计算具有恰好 K 个唯一字符的子串数量的时间和空间复杂度？

Question

I'm looking at the following solution to this leetcode problem :

 function SubstringsKDistinct(str, k) { let start = 0; let end = 0; let result = []; let len = str.length; while (start < len && end < len) { while (end <= len) { if (str.slice(start, end).length > 1) { let set = new Set(str.slice(start, end)); if (set.size == k) { result.push(str.slice(start, end)); } } end++; } start++; end = start; } return result.length; }

At a glance it seems to me to be O(N^2) time complexity, considering we have one outer while loop where the number of operations is bound to the size of the input string, as well as another inner while loop with the number of operations bound to the size of the input string. In terms of space complexity I'm assuming O(N) because the size of the results array will also depend on size of the input string.

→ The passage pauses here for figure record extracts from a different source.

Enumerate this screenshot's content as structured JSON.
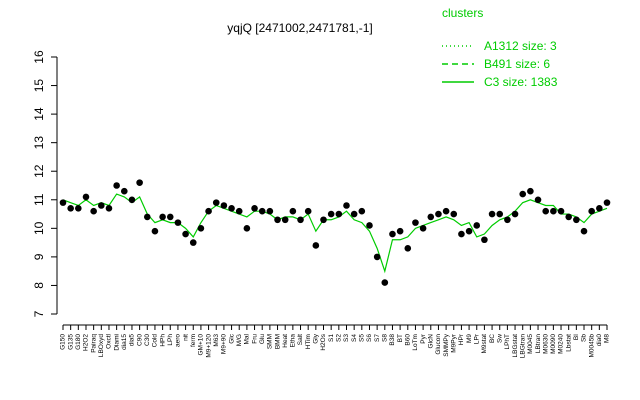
{
  "chart_data": {
    "type": "line",
    "title": "yqjQ [2471002,2471781,-1]",
    "legend_title": "clusters",
    "legend_color": "#00cc00",
    "categories": [
      "G150",
      "G135",
      "G180",
      "H2O2",
      "Pairaq",
      "LBOxyd",
      "Oxctl",
      "Diami",
      "dia15",
      "dia5",
      "C90",
      "C30",
      "Cold",
      "HPh",
      "LPh",
      "aero",
      "nit",
      "ferm",
      "GM+10",
      "M9+120",
      "M63",
      "M9+90",
      "Glc",
      "M/G",
      "Mal",
      "Fru",
      "Glu",
      "SMM",
      "BMM",
      "Heat",
      "Etha",
      "Salt",
      "HTim",
      "Gly",
      "H2Os",
      "S1",
      "S2",
      "S3",
      "S4",
      "S5",
      "S6",
      "S7",
      "S8",
      "B38",
      "BT",
      "B60",
      "LoTm",
      "Pyr",
      "GlcN",
      "Glucon",
      "SMMPy",
      "M9Pyr",
      "HPr",
      "M9",
      "LPr",
      "M9stat",
      "BC",
      "Sw",
      "LPhT",
      "LBGstat",
      "LBGtran",
      "M0045",
      "LBtran",
      "M0630",
      "M0090",
      "M0240",
      "Lbstat",
      "BI",
      "Sb",
      "M0045b",
      "dia0",
      "M8"
    ],
    "series": [
      {
        "name": "A1312 size: 3",
        "color": "#00cc00",
        "dash": "1,3",
        "values": [
          null,
          null,
          null,
          null,
          null,
          null,
          null,
          null,
          null,
          null,
          null,
          null,
          null,
          null,
          null,
          null,
          null,
          null,
          null,
          null,
          null,
          null,
          null,
          null,
          null,
          null,
          null,
          null,
          null,
          null,
          null,
          null,
          null,
          null,
          null,
          null,
          null,
          null,
          null,
          null,
          null,
          null,
          null,
          null,
          null,
          null,
          null,
          null,
          null,
          null,
          null,
          null,
          null,
          null,
          null,
          null,
          null,
          null,
          null,
          null,
          null,
          null,
          null,
          null,
          null,
          null,
          null,
          null,
          null,
          null,
          null,
          null
        ]
      },
      {
        "name": "B491 size: 6",
        "color": "#00cc00",
        "dash": "6,4",
        "values": [
          null,
          null,
          null,
          null,
          null,
          null,
          null,
          null,
          null,
          null,
          null,
          null,
          null,
          null,
          null,
          null,
          null,
          null,
          null,
          null,
          null,
          null,
          null,
          null,
          null,
          null,
          null,
          null,
          null,
          null,
          null,
          null,
          null,
          null,
          null,
          null,
          null,
          null,
          null,
          null,
          null,
          null,
          null,
          null,
          null,
          null,
          null,
          null,
          null,
          null,
          null,
          null,
          null,
          null,
          null,
          null,
          null,
          null,
          null,
          null,
          null,
          null,
          null,
          null,
          null,
          null,
          null,
          null,
          null,
          null,
          null,
          null
        ]
      },
      {
        "name": "C3 size: 1383",
        "color": "#00cc00",
        "dash": "none",
        "values": [
          11.0,
          10.9,
          10.8,
          11.0,
          10.8,
          10.9,
          10.8,
          11.2,
          11.1,
          10.9,
          11.1,
          10.5,
          10.2,
          10.3,
          10.2,
          10.2,
          10.0,
          9.7,
          10.2,
          10.6,
          10.8,
          10.7,
          10.6,
          10.5,
          10.4,
          10.6,
          10.6,
          10.5,
          10.3,
          10.4,
          10.4,
          10.3,
          10.5,
          9.9,
          10.3,
          10.3,
          10.4,
          10.6,
          10.3,
          10.2,
          9.9,
          9.3,
          8.5,
          9.6,
          9.6,
          9.7,
          10.0,
          10.1,
          10.2,
          10.3,
          10.4,
          10.3,
          10.1,
          10.2,
          9.7,
          9.8,
          10.1,
          10.3,
          10.4,
          10.6,
          10.9,
          11.0,
          10.9,
          10.8,
          10.8,
          10.5,
          10.5,
          10.4,
          10.2,
          10.5,
          10.6,
          10.7
        ]
      }
    ],
    "points": {
      "color": "#000000",
      "values": [
        10.9,
        10.7,
        10.7,
        11.1,
        10.6,
        10.8,
        10.7,
        11.5,
        11.3,
        11.0,
        11.6,
        10.4,
        9.9,
        10.4,
        10.4,
        10.2,
        9.8,
        9.5,
        10.0,
        10.6,
        10.9,
        10.8,
        10.7,
        10.6,
        10.0,
        10.7,
        10.6,
        10.6,
        10.3,
        10.3,
        10.6,
        10.3,
        10.6,
        9.4,
        10.3,
        10.5,
        10.5,
        10.8,
        10.5,
        10.6,
        10.1,
        9.0,
        8.1,
        9.8,
        9.9,
        9.3,
        10.2,
        10.0,
        10.4,
        10.5,
        10.6,
        10.5,
        9.8,
        9.9,
        10.1,
        9.6,
        10.5,
        10.5,
        10.3,
        10.5,
        11.2,
        11.3,
        11.0,
        10.6,
        10.6,
        10.6,
        10.4,
        10.3,
        9.9,
        10.6,
        10.7,
        10.9
      ]
    },
    "ylim": [
      7,
      16
    ],
    "yticks": [
      7,
      8,
      9,
      10,
      11,
      12,
      13,
      14,
      15,
      16
    ]
  }
}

Could someone chime in here with thoughts? I'm relatively new to DS & Algos and trying to wrap my head around how to think about these operations during interviews.

Answer 1

The time complexity is worse than that due to this line inside the inner loop:

let set = new Set(str.slice(start, end));

When you pass an iterable to the Set constructor, it will iterate over all elements of the iterator and add them to the Set. So, if the sliced string is 10 characters long, that's 10 operations. This number is (on average, over all the loops) directly proportional to the number of characters in the input - so it's another O(n) operation inside the inner loop, making the whole inner loop O(n ^ 2) , and the whole function O(n ^ 3) in terms of time complexity.

Space complexity is at least O(n ^ 2) because that's how many Sets are created.